Here is a representative example of the data:
dput(ptotal)
structure(list(Fields = list("inteligencia artificial, HCI, Bioinformatics",
"inteligencia artificial, BioinspiredAlgorithms", "advancedMachineLearning",
"advancedMachineLearning, Classification, Clustering", "advancedMachineLearning, applied artificial intelligence",
"inteligencia artificial, advancedMachineLearning, engineering"),
ISSN = c("19883064", "19883064", "13704621", "09574174",
"09574174", "09574174"), ExpectedResults = list("inteligencia artificial, HCI, Bioinformatics inteligencia artificial, BioinspiredAlgorithms",
"inteligencia artificial, HCI, Bioinformatics inteligencia artificial, BioinspiredAlgorithms",
"advancedMachineLearning", "advancedMachineLearning, Classification, Clustering advancedMachineLearning, applied artificial intelligence inteligencia artificial, advancedMachineLearning, engineering",
"advancedMachineLearning, Classification, Clustering advancedMachineLearning, applied artificial intelligence inteligencia artificial, advancedMachineLearning, engineering",
"advancedMachineLearning, Classification, Clustering advancedMachineLearning, applied artificial intelligence inteligencia artificial, advancedMachineLearning, engineering")), class = c("tbl_df",
"tbl", "data.frame"), row.names = c(1L, 35L, 4L, 10L, 20L, 39L
))
The original data would be the first two columns (Fields and ISSN) and the last one would be my Expected Result (I simply pasted together all the strings in the rows that share the same ISSN). You can see that if a term appears several times in different rows for the same ISSN it is pasted several times in the Expected Results column.

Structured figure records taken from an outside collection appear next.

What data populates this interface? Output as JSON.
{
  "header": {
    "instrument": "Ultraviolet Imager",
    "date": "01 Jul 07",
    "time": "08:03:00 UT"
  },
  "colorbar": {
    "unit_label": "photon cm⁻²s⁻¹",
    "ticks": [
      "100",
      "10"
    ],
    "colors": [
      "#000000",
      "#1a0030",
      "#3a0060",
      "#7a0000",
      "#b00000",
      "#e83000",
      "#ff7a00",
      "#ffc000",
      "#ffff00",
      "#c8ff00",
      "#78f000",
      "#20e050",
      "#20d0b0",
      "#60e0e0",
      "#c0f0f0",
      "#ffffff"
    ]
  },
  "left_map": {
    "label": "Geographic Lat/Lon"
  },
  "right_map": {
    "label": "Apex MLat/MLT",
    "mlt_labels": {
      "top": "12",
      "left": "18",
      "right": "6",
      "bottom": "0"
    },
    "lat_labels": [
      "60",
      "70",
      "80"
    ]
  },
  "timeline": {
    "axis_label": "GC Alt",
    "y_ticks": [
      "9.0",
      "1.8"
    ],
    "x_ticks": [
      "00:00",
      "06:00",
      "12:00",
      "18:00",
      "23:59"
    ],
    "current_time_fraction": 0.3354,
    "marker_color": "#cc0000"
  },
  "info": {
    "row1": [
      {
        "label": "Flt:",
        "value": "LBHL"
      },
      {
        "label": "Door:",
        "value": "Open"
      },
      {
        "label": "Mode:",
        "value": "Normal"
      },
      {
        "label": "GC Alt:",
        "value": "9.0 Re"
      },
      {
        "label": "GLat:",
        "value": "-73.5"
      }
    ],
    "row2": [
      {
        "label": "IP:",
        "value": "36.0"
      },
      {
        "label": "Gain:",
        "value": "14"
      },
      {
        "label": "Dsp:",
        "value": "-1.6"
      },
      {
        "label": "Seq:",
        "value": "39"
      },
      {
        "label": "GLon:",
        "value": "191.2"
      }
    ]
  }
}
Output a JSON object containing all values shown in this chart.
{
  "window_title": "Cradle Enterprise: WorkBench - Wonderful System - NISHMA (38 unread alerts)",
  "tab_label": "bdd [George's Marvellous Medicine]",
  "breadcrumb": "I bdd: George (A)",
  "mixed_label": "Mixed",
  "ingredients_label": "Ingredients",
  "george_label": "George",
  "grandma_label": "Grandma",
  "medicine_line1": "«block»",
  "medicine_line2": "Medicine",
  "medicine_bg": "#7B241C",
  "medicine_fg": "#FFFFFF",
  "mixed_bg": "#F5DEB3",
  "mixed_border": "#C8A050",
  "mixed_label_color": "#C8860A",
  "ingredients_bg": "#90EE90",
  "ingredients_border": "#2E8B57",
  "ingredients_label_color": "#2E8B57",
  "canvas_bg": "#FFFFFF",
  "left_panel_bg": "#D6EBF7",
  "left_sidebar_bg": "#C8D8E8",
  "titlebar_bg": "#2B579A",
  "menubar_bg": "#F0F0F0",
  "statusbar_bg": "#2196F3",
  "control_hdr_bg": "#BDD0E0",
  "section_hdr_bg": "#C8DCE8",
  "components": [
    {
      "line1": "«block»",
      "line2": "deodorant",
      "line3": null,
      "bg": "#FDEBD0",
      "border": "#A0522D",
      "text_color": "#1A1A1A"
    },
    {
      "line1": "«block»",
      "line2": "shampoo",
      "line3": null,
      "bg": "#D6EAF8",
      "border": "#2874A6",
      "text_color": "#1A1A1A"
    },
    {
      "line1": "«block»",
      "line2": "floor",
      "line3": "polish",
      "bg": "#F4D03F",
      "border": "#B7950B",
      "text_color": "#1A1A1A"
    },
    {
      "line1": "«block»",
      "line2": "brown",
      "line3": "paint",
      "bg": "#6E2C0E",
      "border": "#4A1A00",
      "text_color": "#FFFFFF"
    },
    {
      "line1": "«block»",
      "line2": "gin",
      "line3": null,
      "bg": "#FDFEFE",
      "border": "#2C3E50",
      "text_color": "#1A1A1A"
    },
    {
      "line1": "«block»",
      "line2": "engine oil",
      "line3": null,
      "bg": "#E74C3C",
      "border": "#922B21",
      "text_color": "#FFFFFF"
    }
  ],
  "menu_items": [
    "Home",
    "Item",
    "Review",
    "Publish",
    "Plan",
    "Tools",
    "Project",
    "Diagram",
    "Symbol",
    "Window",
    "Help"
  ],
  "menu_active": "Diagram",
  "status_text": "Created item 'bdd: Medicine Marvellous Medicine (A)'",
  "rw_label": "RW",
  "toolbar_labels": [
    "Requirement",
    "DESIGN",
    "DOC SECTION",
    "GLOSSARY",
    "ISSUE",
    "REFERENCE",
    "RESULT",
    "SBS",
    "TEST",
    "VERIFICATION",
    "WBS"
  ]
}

My final goal is to combine all rows corresponding to the same ISSN into a single string. Afterwards, I plan to find unique terms within the string and count how many times each term is repeated in the combined string (tf), so I have an idea about what the journal is really about. The problem is I don't manage to paste the strings together (by group).
I've seen several similar posts here in stack overflow for number columns and also for single character/word columns (which I have tried), but none seem to work thus far (I've mostly tried with plyr and dplyr). In the posted example, I just used paste to manually put the strings together, so I'm guessing the solution is pretty straightforwards and I'm just coding something wrong.
Can anyone point out to an appropriate post or provide a solution? Thanks in advance!